As far as the tour, it was the biggest of it's kind to that date, and the first major rock tour to fly on a corporate tab, a big deal at the time, and proof that The Stones were the band to beat at the dawn of the '80's and MTV. There are iconic images of that tour, many that would define the latter-day Stones just as the songs on Tattoo You had done. Mick in spandex, almost anorexic, but in shape, probably better shape than anyone who saw the tour, Keith and twin brother Ron Wood filling those huge stadium stages with two guitars, gallons of Guinness, pose and attitude. Nobody poses better than Keith Richards. That's more than half of what the man is doing when he plays. Like Charlie, it's more what he doesn’t play than what he does. The thrill is in the symbolic gestures he makes that celebrate the instrument, and in turn, the form, for rock is defined by the electric guitar. (Pete Townshend is the human being who looks the best with an electric guitar on, but Keith Richards defines the posture and the pose like noone else.) And Ronnie twins him, shadows him, makes him laugh.

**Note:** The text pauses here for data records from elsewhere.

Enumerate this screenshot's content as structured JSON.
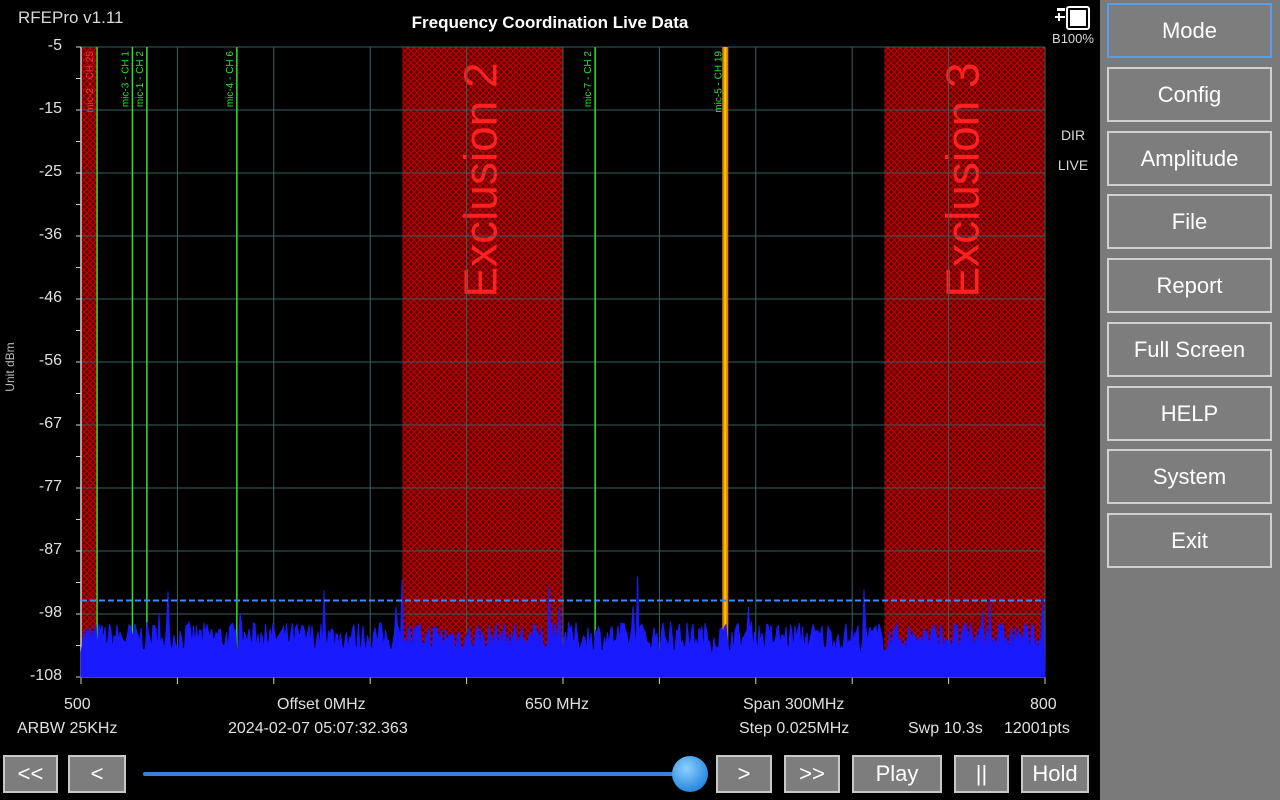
{
  "app": {
    "title": "RFEPro v1.11"
  },
  "chart_title": "Frequency Coordination Live Data",
  "battery": {
    "label": "B100%",
    "icon": "battery-charging-icon"
  },
  "status": {
    "dir": "DIR",
    "live": "LIVE"
  },
  "chart_data": {
    "type": "line",
    "title": "Frequency Coordination Live Data",
    "ylabel": "Unit dBm",
    "xlabel": "",
    "xlim": [
      500,
      800
    ],
    "ylim": [
      -108,
      -5
    ],
    "y_ticks": [
      "-5",
      "-15",
      "-25",
      "-36",
      "-46",
      "-56",
      "-67",
      "-77",
      "-87",
      "-98",
      "-108"
    ],
    "x_tick_labels": {
      "left": "500",
      "center": "650 MHz",
      "right": "800"
    },
    "threshold_dbm": -95.5,
    "noise_floor_dbm": [
      -104,
      -99
    ],
    "exclusions": [
      {
        "name": "",
        "from_mhz": 500,
        "to_mhz": 505
      },
      {
        "name": "Exclusion 2",
        "from_mhz": 600,
        "to_mhz": 650
      },
      {
        "name": "Exclusion 3",
        "from_mhz": 750,
        "to_mhz": 800
      }
    ],
    "markers": [
      {
        "label": "mic-2 - CH 25",
        "mhz": 505,
        "color": "#ff3030"
      },
      {
        "label": "mic-3 - CH 1",
        "mhz": 516,
        "color": "#30e030"
      },
      {
        "label": "mic-1 - CH 2",
        "mhz": 520.5,
        "color": "#30e030"
      },
      {
        "label": "mic-4 - CH 6",
        "mhz": 548.5,
        "color": "#30e030"
      },
      {
        "label": "mic-7 - CH 2",
        "mhz": 660,
        "color": "#30e030"
      },
      {
        "label": "mic-5 - CH 19",
        "mhz": 700.5,
        "color": "#30e030"
      }
    ]
  },
  "info": {
    "offset": "Offset 0MHz",
    "span": "Span 300MHz",
    "rbw": "ARBW 25KHz",
    "timestamp": "2024-02-07 05:07:32.363",
    "step": "Step 0.025MHz",
    "sweep": "Swp 10.3s",
    "points": "12001pts"
  },
  "menu": [
    "Mode",
    "Config",
    "Amplitude",
    "File",
    "Report",
    "Full Screen",
    "HELP",
    "System",
    "Exit"
  ],
  "nav": {
    "first": "<<",
    "prev": "<",
    "next": ">",
    "last": ">>",
    "play": "Play",
    "pause": "||",
    "hold": "Hold"
  },
  "colors": {
    "trace": "#1a1aff",
    "threshold": "#3a8cff",
    "exclusion": "#c00000",
    "grid": "#3a6060",
    "sidebar": "#7a7a7a"
  }
}
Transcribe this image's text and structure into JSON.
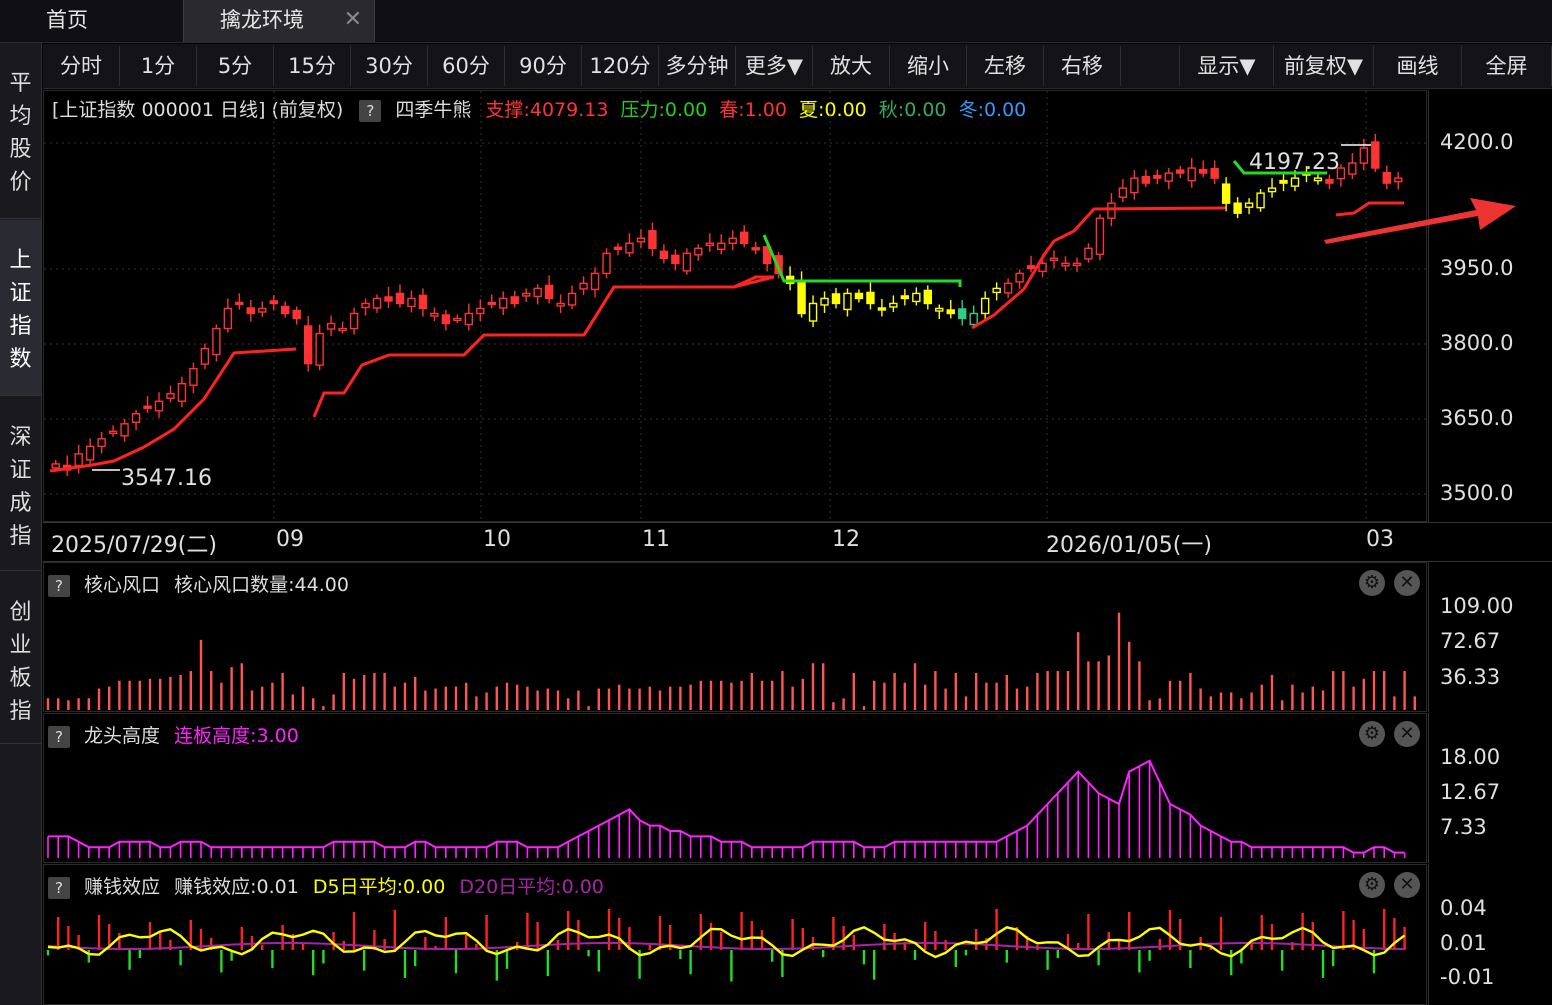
{
  "tabs": {
    "home": "首页",
    "env": "擒龙环境",
    "close": "✕"
  },
  "leftnav": [
    "平均股价",
    "上证指数",
    "深证成指",
    "创业板指"
  ],
  "toolbar": [
    "分时",
    "1分",
    "5分",
    "15分",
    "30分",
    "60分",
    "90分",
    "120分",
    "多分钟",
    "更多▼",
    "放大",
    "缩小",
    "左移",
    "右移",
    "",
    "显示▼",
    "前复权▼",
    "画线",
    "全屏"
  ],
  "main": {
    "title": "[上证指数 000001 日线] (前复权)",
    "question": "?",
    "indicator": "四季牛熊",
    "support_label": "支撑:",
    "support_value": "4079.13",
    "pressure_label": "压力:",
    "pressure_value": "0.00",
    "spring_label": "春:",
    "spring_value": "1.00",
    "summer_label": "夏:",
    "summer_value": "0.00",
    "autumn_label": "秋:",
    "autumn_value": "0.00",
    "winter_label": "冬:",
    "winter_value": "0.00",
    "high_label": "4197.23",
    "low_label": "3547.16",
    "yticks": [
      "4200.0",
      "3950.0",
      "3800.0",
      "3650.0",
      "3500.0"
    ],
    "dates": [
      "2025/07/29(二)",
      "09",
      "10",
      "11",
      "12",
      "2026/01/05(一)",
      "03"
    ]
  },
  "panel1": {
    "name": "核心风口",
    "field": "核心风口数量:44.00",
    "yticks": [
      "109.00",
      "72.67",
      "36.33"
    ]
  },
  "panel2": {
    "name": "龙头高度",
    "field": "连板高度:3.00",
    "yticks": [
      "18.00",
      "12.67",
      "7.33"
    ]
  },
  "panel3": {
    "name": "赚钱效应",
    "field": "赚钱效应:0.01",
    "d5": "D5日平均:0.00",
    "d20": "D20日平均:0.00",
    "yticks": [
      "0.04",
      "0.01",
      "-0.01"
    ]
  },
  "colors": {
    "red": "#ff3333",
    "green": "#22cc22",
    "yellow": "#ffff00",
    "magenta": "#ff22ff",
    "blue": "#3399ff",
    "seasonGreen": "#33aa66"
  },
  "chart_data": {
    "type": "candlestick",
    "ylim": [
      3500,
      4230
    ],
    "series": [
      {
        "values": [
          3560,
          3548,
          3580,
          3595,
          3610,
          3625,
          3640,
          3660,
          3672,
          3685,
          3700,
          3720,
          3750,
          3790,
          3830,
          3870,
          3880,
          3860,
          3870,
          3880,
          3860,
          3850,
          3760,
          3820,
          3840,
          3830,
          3860,
          3880,
          3890,
          3885,
          3880,
          3890,
          3870,
          3860,
          3840,
          3850,
          3860,
          3870,
          3880,
          3890,
          3880,
          3900,
          3910,
          3890,
          3880,
          3900,
          3920,
          3940,
          3980,
          3990,
          4000,
          4010,
          3990,
          3970,
          3960,
          3980,
          3990,
          4000,
          4000,
          4010,
          4000,
          3990,
          3960,
          3940,
          3920,
          3860,
          3880,
          3890,
          3880,
          3900,
          3890,
          3880,
          3870,
          3880,
          3890,
          3900,
          3880,
          3870,
          3860,
          3850,
          3860,
          3890,
          3910,
          3920,
          3940,
          3950,
          3960,
          3970,
          3960,
          3960,
          3990,
          4050,
          4080,
          4110,
          4130,
          4120,
          4130,
          4140,
          4140,
          4150,
          4140,
          4130,
          4080,
          4060,
          4080,
          4100,
          4110,
          4120,
          4130,
          4140,
          4130,
          4120,
          4150,
          4160,
          4190,
          4150,
          4120,
          4130
        ]
      }
    ]
  }
}
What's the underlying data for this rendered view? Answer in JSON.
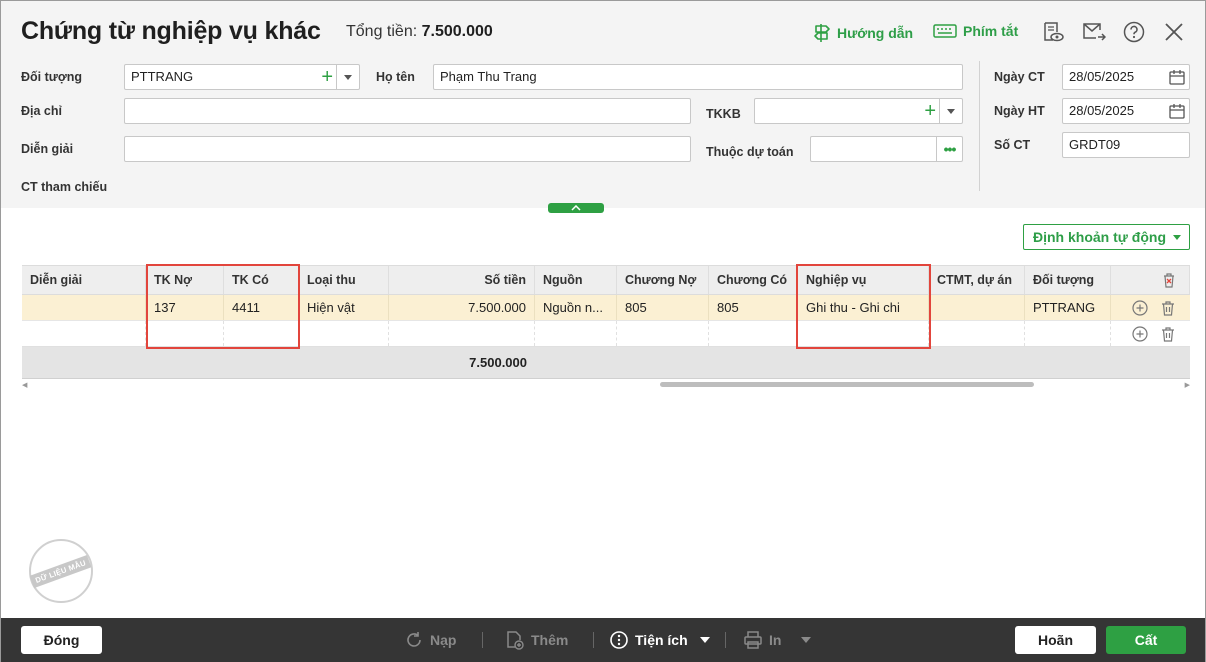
{
  "header": {
    "title": "Chứng từ nghiệp vụ khác",
    "total_label": "Tổng tiền:",
    "total_value": "7.500.000",
    "guide_label": "Hướng dẫn",
    "shortcut_label": "Phím tắt"
  },
  "form": {
    "doi_tuong_label": "Đối tượng",
    "doi_tuong_value": "PTTRANG",
    "ho_ten_label": "Họ tên",
    "ho_ten_value": "Phạm Thu Trang",
    "dia_chi_label": "Địa chỉ",
    "dia_chi_value": "",
    "tkkb_label": "TKKB",
    "tkkb_value": "",
    "dien_giai_label": "Diễn giải",
    "dien_giai_value": "",
    "thuoc_du_toan_label": "Thuộc dự toán",
    "thuoc_du_toan_value": "",
    "ct_tham_chieu_label": "CT tham chiếu",
    "ngay_ct_label": "Ngày CT",
    "ngay_ct_value": "28/05/2025",
    "ngay_ht_label": "Ngày HT",
    "ngay_ht_value": "28/05/2025",
    "so_ct_label": "Số CT",
    "so_ct_value": "GRDT09"
  },
  "auto_button": "Định khoản tự động",
  "grid": {
    "columns": [
      "Diễn giải",
      "TK Nợ",
      "TK Có",
      "Loại thu",
      "Số tiền",
      "Nguồn",
      "Chương Nợ",
      "Chương Có",
      "Nghiệp vụ",
      "CTMT, dự án",
      "Đối tượng"
    ],
    "row1": {
      "dien_giai": "",
      "tk_no": "137",
      "tk_co": "4411",
      "loai_thu": "Hiện vật",
      "so_tien": "7.500.000",
      "nguon": "Nguồn n...",
      "chuong_no": "805",
      "chuong_co": "805",
      "nghiep_vu": "Ghi thu - Ghi chi",
      "ctmt": "",
      "doi_tuong": "PTTRANG"
    },
    "total": "7.500.000"
  },
  "stamp_text": "DỮ LIỆU MẪU",
  "footer": {
    "close": "Đóng",
    "reload": "Nạp",
    "add": "Thêm",
    "utilities": "Tiện ích",
    "print": "In",
    "cancel": "Hoãn",
    "save": "Cất"
  },
  "colors": {
    "accent": "#2ea043",
    "highlight": "#e2453c",
    "selected_row": "#fbf0d3",
    "footer_bg": "#353535"
  }
}
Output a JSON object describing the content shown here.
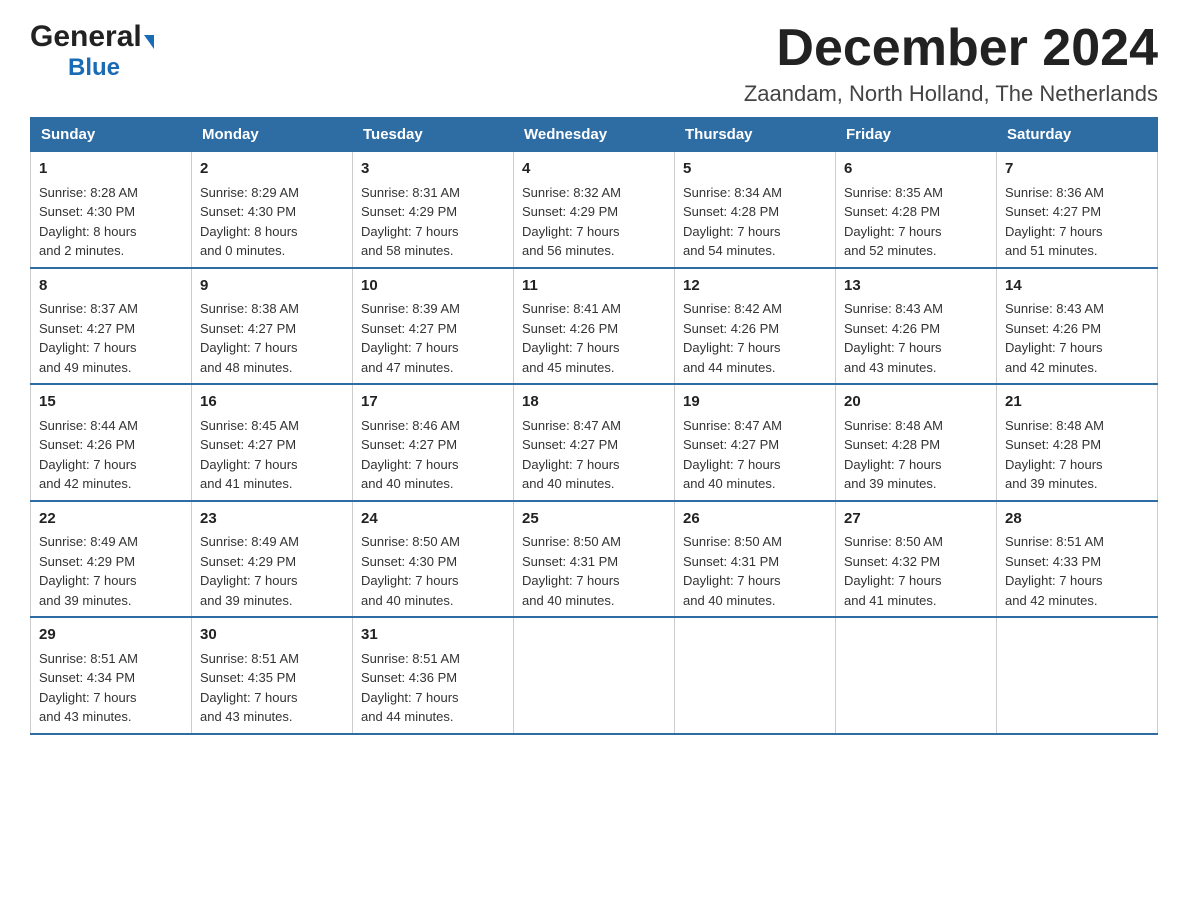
{
  "header": {
    "logo_general": "General",
    "logo_blue": "Blue",
    "month_year": "December 2024",
    "location": "Zaandam, North Holland, The Netherlands"
  },
  "weekdays": [
    "Sunday",
    "Monday",
    "Tuesday",
    "Wednesday",
    "Thursday",
    "Friday",
    "Saturday"
  ],
  "weeks": [
    [
      {
        "day": "1",
        "sunrise": "8:28 AM",
        "sunset": "4:30 PM",
        "daylight": "8 hours and 2 minutes."
      },
      {
        "day": "2",
        "sunrise": "8:29 AM",
        "sunset": "4:30 PM",
        "daylight": "8 hours and 0 minutes."
      },
      {
        "day": "3",
        "sunrise": "8:31 AM",
        "sunset": "4:29 PM",
        "daylight": "7 hours and 58 minutes."
      },
      {
        "day": "4",
        "sunrise": "8:32 AM",
        "sunset": "4:29 PM",
        "daylight": "7 hours and 56 minutes."
      },
      {
        "day": "5",
        "sunrise": "8:34 AM",
        "sunset": "4:28 PM",
        "daylight": "7 hours and 54 minutes."
      },
      {
        "day": "6",
        "sunrise": "8:35 AM",
        "sunset": "4:28 PM",
        "daylight": "7 hours and 52 minutes."
      },
      {
        "day": "7",
        "sunrise": "8:36 AM",
        "sunset": "4:27 PM",
        "daylight": "7 hours and 51 minutes."
      }
    ],
    [
      {
        "day": "8",
        "sunrise": "8:37 AM",
        "sunset": "4:27 PM",
        "daylight": "7 hours and 49 minutes."
      },
      {
        "day": "9",
        "sunrise": "8:38 AM",
        "sunset": "4:27 PM",
        "daylight": "7 hours and 48 minutes."
      },
      {
        "day": "10",
        "sunrise": "8:39 AM",
        "sunset": "4:27 PM",
        "daylight": "7 hours and 47 minutes."
      },
      {
        "day": "11",
        "sunrise": "8:41 AM",
        "sunset": "4:26 PM",
        "daylight": "7 hours and 45 minutes."
      },
      {
        "day": "12",
        "sunrise": "8:42 AM",
        "sunset": "4:26 PM",
        "daylight": "7 hours and 44 minutes."
      },
      {
        "day": "13",
        "sunrise": "8:43 AM",
        "sunset": "4:26 PM",
        "daylight": "7 hours and 43 minutes."
      },
      {
        "day": "14",
        "sunrise": "8:43 AM",
        "sunset": "4:26 PM",
        "daylight": "7 hours and 42 minutes."
      }
    ],
    [
      {
        "day": "15",
        "sunrise": "8:44 AM",
        "sunset": "4:26 PM",
        "daylight": "7 hours and 42 minutes."
      },
      {
        "day": "16",
        "sunrise": "8:45 AM",
        "sunset": "4:27 PM",
        "daylight": "7 hours and 41 minutes."
      },
      {
        "day": "17",
        "sunrise": "8:46 AM",
        "sunset": "4:27 PM",
        "daylight": "7 hours and 40 minutes."
      },
      {
        "day": "18",
        "sunrise": "8:47 AM",
        "sunset": "4:27 PM",
        "daylight": "7 hours and 40 minutes."
      },
      {
        "day": "19",
        "sunrise": "8:47 AM",
        "sunset": "4:27 PM",
        "daylight": "7 hours and 40 minutes."
      },
      {
        "day": "20",
        "sunrise": "8:48 AM",
        "sunset": "4:28 PM",
        "daylight": "7 hours and 39 minutes."
      },
      {
        "day": "21",
        "sunrise": "8:48 AM",
        "sunset": "4:28 PM",
        "daylight": "7 hours and 39 minutes."
      }
    ],
    [
      {
        "day": "22",
        "sunrise": "8:49 AM",
        "sunset": "4:29 PM",
        "daylight": "7 hours and 39 minutes."
      },
      {
        "day": "23",
        "sunrise": "8:49 AM",
        "sunset": "4:29 PM",
        "daylight": "7 hours and 39 minutes."
      },
      {
        "day": "24",
        "sunrise": "8:50 AM",
        "sunset": "4:30 PM",
        "daylight": "7 hours and 40 minutes."
      },
      {
        "day": "25",
        "sunrise": "8:50 AM",
        "sunset": "4:31 PM",
        "daylight": "7 hours and 40 minutes."
      },
      {
        "day": "26",
        "sunrise": "8:50 AM",
        "sunset": "4:31 PM",
        "daylight": "7 hours and 40 minutes."
      },
      {
        "day": "27",
        "sunrise": "8:50 AM",
        "sunset": "4:32 PM",
        "daylight": "7 hours and 41 minutes."
      },
      {
        "day": "28",
        "sunrise": "8:51 AM",
        "sunset": "4:33 PM",
        "daylight": "7 hours and 42 minutes."
      }
    ],
    [
      {
        "day": "29",
        "sunrise": "8:51 AM",
        "sunset": "4:34 PM",
        "daylight": "7 hours and 43 minutes."
      },
      {
        "day": "30",
        "sunrise": "8:51 AM",
        "sunset": "4:35 PM",
        "daylight": "7 hours and 43 minutes."
      },
      {
        "day": "31",
        "sunrise": "8:51 AM",
        "sunset": "4:36 PM",
        "daylight": "7 hours and 44 minutes."
      },
      null,
      null,
      null,
      null
    ]
  ]
}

The interplay on a giant stage still feels intimate, like a shared private joke in a bar late at night. This dynamic is what sets The Stones apart from everyone else who ever tried to tackle a stage that big. Again, only Pete Townshend seems as capable, but he attacks the space instead of inhabiting it. The Grateful Dead did it, but LSD was needed to wholly appreciate that experience. Bruce Springsteen and Prince know how to do it, but let us remember that both men surround themselves with an entire community! And then there’s Bono, who does it better than anyone since them. But The Rolling Stones remain bigger than all. Others know better the scents and the sounds, the vibes and the visceral. I'm commenting more on the philosophy of the thing, and the spiritual accomplishment of those five guys standing on stages far too big for anybody to really play. Anything is possible, however, when you've got "Start Me Up," "Jumpin’ Jack Flash," and "Satisfaction." How else do they continue doing it well past sixty? Maybe they really did sign in blood with old Lucifer. He must be a Stones fan. And who isn't, really?

Dec. '03

My hands are greasy, she's a mean, mean machine.